The implementation of these methodological steps ensured the rigor, validity, and reliability of the study findings, thereby contributing valuable insights into the prevalence and management of hypertension among diverse populations in Africa, the Caribbean, and North America. This systematic approach facilitated the identification of relevant literature, extraction of key data points, and assessment of overall evidence quality, ultimately enhancing the credibility and significance of the study results.
The overall pooled prevalence across studies was estimated using a tabulated random table to summarize the prevalence of HTN in Africa, Caribbean, and North America.
We assessed the prevalence among the population of Africa, Caribbean, and North America excluding studies deemed to be at high risk of bias on the pooled estimate. We performed an influence analysis by computing the summary estimate of the prevalence of HTN after removing one included study at a time.
Research flow and characteristics.
After title and abstract verification, 651 full-text articles were retrieved and evaluated for inclusion. Two hundred and twenty-six 226) of these full-text articles were excluded for various reasons. Self-reported HTN estimates or not estimating HTN prevalence were not used at all. Of the remaining 274 eligible full-text articles, 121 individual studies published between 2017 and 2022 were retained for analysis after reviewing multiple studies on the same research topic. Forty-two of these studies included multiple countries or cohorts and provided a total of 37 statistics studies. Sixty-four studies (21.7%) were published in 2017-2018, ninety-one (82.9%) in 2019-2022.

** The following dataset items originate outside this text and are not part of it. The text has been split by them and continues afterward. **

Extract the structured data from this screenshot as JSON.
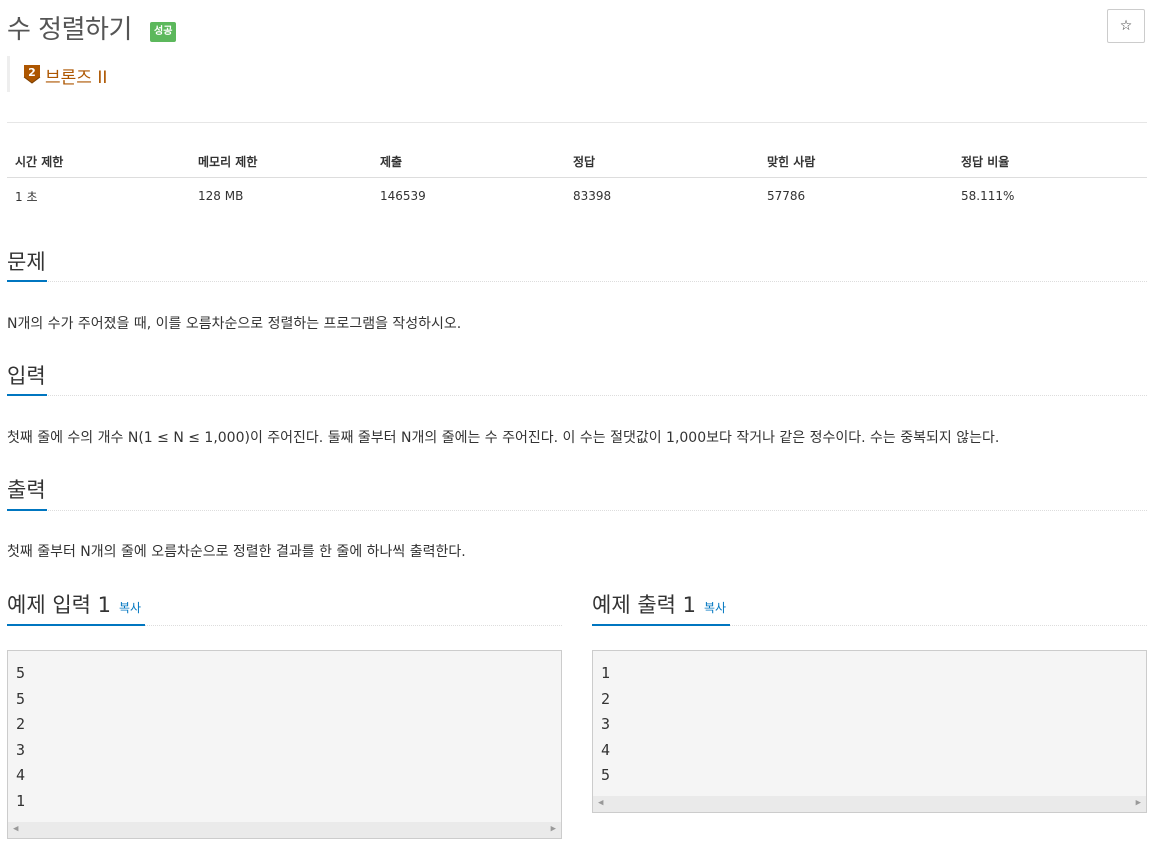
{
  "header": {
    "title": "수 정렬하기",
    "status_badge": "성공",
    "star": "☆",
    "tier_number": "2",
    "tier_label": "브론즈 II"
  },
  "info_table": {
    "headers": [
      "시간 제한",
      "메모리 제한",
      "제출",
      "정답",
      "맞힌 사람",
      "정답 비율"
    ],
    "values": [
      "1 초",
      "128 MB",
      "146539",
      "83398",
      "57786",
      "58.111%"
    ]
  },
  "problem": {
    "title": "문제",
    "text": "N개의 수가 주어졌을 때, 이를 오름차순으로 정렬하는 프로그램을 작성하시오."
  },
  "input": {
    "title": "입력",
    "text": "첫째 줄에 수의 개수 N(1 ≤ N ≤ 1,000)이 주어진다. 둘째 줄부터 N개의 줄에는 수 주어진다. 이 수는 절댓값이 1,000보다 작거나 같은 정수이다. 수는 중복되지 않는다."
  },
  "output": {
    "title": "출력",
    "text": "첫째 줄부터 N개의 줄에 오름차순으로 정렬한 결과를 한 줄에 하나씩 출력한다."
  },
  "sample_input": {
    "title": "예제 입력 1",
    "copy": "복사",
    "lines": [
      "5",
      "5",
      "2",
      "3",
      "4",
      "1"
    ]
  },
  "sample_output": {
    "title": "예제 출력 1",
    "copy": "복사",
    "lines": [
      "1",
      "2",
      "3",
      "4",
      "5"
    ]
  },
  "colors": {
    "accent": "#0076c0",
    "success": "#5cb85c",
    "bronze": "#ad5600"
  },
  "icons": [
    "star-icon",
    "bronze-tier-icon",
    "scroll-left-icon",
    "scroll-right-icon"
  ]
}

The results of this review show that HTN is common in North America, the Caribbean, and Africa, with average respective prevalence rates of 42.8%, 37.6%, and 32.6%. Furthermore, we found that the prevalence rates in Africa, the Caribbean, and North America differ considerably. Despite the different numbers of studies in each subgroup, there are differences between data collected in the community and those done in hospitals. Our research indicates that people in North America have the highest rates of HTN both in hospital and community settings. However, North America offers the population the greatest methods for managing and controlling HTN.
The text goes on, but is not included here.